Tanto lo conmovió el olor. Superó escrúpulos de la sangre.
Ella transpiraba berrenchín. Y esto resultaba tan intolerable que nadie,
excepto él, se permitía un resquicio de conmiseración porque, a diferencia del
niño, de cualquier niño meado, el suyo era un olor blando y arrugado.
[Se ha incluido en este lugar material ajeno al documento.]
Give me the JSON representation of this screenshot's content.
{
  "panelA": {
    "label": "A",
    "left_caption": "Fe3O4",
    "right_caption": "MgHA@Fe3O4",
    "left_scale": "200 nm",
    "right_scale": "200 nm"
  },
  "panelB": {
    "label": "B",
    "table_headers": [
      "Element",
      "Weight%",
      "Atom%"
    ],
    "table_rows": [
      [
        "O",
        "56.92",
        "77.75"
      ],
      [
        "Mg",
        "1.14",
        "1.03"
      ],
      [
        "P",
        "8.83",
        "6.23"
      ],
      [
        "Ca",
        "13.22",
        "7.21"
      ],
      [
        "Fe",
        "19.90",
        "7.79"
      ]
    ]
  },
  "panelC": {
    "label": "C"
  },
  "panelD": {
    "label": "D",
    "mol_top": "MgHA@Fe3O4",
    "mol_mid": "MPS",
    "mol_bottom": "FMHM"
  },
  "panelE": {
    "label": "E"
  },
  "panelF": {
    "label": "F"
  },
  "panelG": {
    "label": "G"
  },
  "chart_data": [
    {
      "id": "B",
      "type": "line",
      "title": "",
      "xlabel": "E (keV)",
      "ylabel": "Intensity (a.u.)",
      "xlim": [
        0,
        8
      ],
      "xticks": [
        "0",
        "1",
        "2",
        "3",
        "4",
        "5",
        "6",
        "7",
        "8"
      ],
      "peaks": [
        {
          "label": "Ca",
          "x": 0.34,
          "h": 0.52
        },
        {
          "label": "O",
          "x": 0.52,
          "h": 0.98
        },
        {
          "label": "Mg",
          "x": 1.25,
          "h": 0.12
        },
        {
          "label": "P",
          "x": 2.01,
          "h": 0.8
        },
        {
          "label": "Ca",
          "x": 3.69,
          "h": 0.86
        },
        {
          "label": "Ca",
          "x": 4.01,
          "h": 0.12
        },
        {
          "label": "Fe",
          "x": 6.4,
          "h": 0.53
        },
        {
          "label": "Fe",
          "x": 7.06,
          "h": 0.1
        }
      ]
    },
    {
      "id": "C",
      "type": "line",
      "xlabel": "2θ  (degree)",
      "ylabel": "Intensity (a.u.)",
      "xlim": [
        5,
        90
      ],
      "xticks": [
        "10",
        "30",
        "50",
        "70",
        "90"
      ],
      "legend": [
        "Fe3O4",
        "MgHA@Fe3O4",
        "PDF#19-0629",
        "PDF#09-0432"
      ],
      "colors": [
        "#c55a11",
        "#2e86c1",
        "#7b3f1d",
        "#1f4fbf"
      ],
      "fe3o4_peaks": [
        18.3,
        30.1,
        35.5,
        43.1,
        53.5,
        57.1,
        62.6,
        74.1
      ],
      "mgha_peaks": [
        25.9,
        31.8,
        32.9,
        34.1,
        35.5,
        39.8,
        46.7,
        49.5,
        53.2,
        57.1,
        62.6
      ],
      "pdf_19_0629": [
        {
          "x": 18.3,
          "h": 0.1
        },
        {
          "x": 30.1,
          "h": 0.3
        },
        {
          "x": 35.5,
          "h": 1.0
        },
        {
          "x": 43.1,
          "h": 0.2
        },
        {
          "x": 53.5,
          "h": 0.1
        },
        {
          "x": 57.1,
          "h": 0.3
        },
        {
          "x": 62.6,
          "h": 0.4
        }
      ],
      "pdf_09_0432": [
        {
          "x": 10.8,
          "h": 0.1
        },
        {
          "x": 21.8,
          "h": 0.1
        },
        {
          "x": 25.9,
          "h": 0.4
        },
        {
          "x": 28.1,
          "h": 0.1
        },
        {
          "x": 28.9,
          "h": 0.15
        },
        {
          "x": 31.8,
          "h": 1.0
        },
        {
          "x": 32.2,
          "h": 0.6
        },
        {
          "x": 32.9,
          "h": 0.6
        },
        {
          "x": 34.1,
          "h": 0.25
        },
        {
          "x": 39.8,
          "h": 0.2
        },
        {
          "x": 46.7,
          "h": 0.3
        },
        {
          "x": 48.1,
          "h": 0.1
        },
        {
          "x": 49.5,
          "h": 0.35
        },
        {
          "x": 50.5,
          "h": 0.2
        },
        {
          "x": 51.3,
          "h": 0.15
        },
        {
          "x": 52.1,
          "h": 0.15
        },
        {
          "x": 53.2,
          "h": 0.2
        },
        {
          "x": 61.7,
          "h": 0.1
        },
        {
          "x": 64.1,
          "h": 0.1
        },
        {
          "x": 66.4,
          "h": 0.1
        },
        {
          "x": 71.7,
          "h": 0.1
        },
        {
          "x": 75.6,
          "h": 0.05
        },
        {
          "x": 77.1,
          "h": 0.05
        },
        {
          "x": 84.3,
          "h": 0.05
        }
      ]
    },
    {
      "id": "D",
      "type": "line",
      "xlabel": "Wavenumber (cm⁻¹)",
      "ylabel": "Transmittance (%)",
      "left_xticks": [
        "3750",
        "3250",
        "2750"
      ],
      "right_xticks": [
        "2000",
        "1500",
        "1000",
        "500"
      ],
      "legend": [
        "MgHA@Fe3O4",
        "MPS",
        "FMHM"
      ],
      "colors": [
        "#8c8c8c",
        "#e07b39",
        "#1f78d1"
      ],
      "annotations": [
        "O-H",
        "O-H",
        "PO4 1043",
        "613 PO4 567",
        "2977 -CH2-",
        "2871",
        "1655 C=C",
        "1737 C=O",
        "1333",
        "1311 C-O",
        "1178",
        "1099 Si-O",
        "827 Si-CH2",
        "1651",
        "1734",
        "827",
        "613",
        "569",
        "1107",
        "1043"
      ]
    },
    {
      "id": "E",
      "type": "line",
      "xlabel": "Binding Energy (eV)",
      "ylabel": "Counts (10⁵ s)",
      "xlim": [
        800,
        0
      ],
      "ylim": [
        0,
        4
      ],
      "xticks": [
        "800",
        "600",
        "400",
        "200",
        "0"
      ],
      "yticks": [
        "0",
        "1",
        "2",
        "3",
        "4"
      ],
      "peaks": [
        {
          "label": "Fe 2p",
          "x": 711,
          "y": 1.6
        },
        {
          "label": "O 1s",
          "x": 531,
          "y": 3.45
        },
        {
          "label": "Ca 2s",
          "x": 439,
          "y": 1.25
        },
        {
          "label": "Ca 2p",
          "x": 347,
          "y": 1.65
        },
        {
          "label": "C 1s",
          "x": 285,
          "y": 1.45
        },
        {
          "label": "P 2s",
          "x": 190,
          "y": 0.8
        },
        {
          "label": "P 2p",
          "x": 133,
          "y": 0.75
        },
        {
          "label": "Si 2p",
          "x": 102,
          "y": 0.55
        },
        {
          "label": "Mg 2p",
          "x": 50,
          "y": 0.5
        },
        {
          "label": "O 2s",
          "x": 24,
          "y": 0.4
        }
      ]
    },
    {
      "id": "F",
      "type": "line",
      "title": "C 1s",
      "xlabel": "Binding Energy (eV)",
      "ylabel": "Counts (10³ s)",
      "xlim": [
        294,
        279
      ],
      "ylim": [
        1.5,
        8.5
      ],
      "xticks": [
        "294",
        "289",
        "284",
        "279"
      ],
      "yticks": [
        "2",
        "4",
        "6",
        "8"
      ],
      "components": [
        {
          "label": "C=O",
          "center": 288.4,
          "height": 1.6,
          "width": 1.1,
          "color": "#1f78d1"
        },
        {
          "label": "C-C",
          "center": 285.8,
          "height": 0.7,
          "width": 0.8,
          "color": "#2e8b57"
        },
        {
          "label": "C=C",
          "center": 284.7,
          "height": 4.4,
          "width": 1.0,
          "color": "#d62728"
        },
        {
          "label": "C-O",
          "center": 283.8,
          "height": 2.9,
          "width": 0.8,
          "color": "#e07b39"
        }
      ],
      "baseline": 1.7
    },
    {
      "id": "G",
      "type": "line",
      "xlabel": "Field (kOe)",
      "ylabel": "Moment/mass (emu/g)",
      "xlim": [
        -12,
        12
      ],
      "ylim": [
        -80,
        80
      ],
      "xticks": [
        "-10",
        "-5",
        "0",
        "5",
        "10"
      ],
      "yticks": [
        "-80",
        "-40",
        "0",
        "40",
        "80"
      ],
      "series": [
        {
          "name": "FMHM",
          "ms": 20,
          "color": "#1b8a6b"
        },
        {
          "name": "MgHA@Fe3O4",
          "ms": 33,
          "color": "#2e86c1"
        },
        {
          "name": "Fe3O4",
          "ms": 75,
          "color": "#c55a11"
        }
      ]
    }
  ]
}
Su
aspecto era hediondo. La casa hacía rodeos para no mirarla. Para no pasar por
el rincón del pasillo donde ella permanecía despiojando sus muñecas, todos,
excepto él, ingresaban por una puerta y emergían por otra. Indemnes. Y
elogiaban la disposición de la casa que, además, tenía una claraboya por donde
se iba el olor. Ella, entonces, permanecía sepultada en el pasillo hasta la
hora de comer. En la cocina, sin embargo la recordaban: “Hay que picarle los
sólidos a la abuela. Papá no demora” Él llegaba, siempre, más puntual que las
agujas del reloj atómico solar. Por encima del patrón llegaba. Oliendo a sudor
asoleado, a los humores de la piedra y el cemento, llegaba. Y le daba la
comida: “Esta cucharada por usted; esta por mí, madre; esta por los dos” Luego
se quedaba a su lado, poniendo paños de agua tibia en el olor. Pero un día, tal
como sucede en la naturaleza, el olor venció al pudor. Y él decidió bañarla.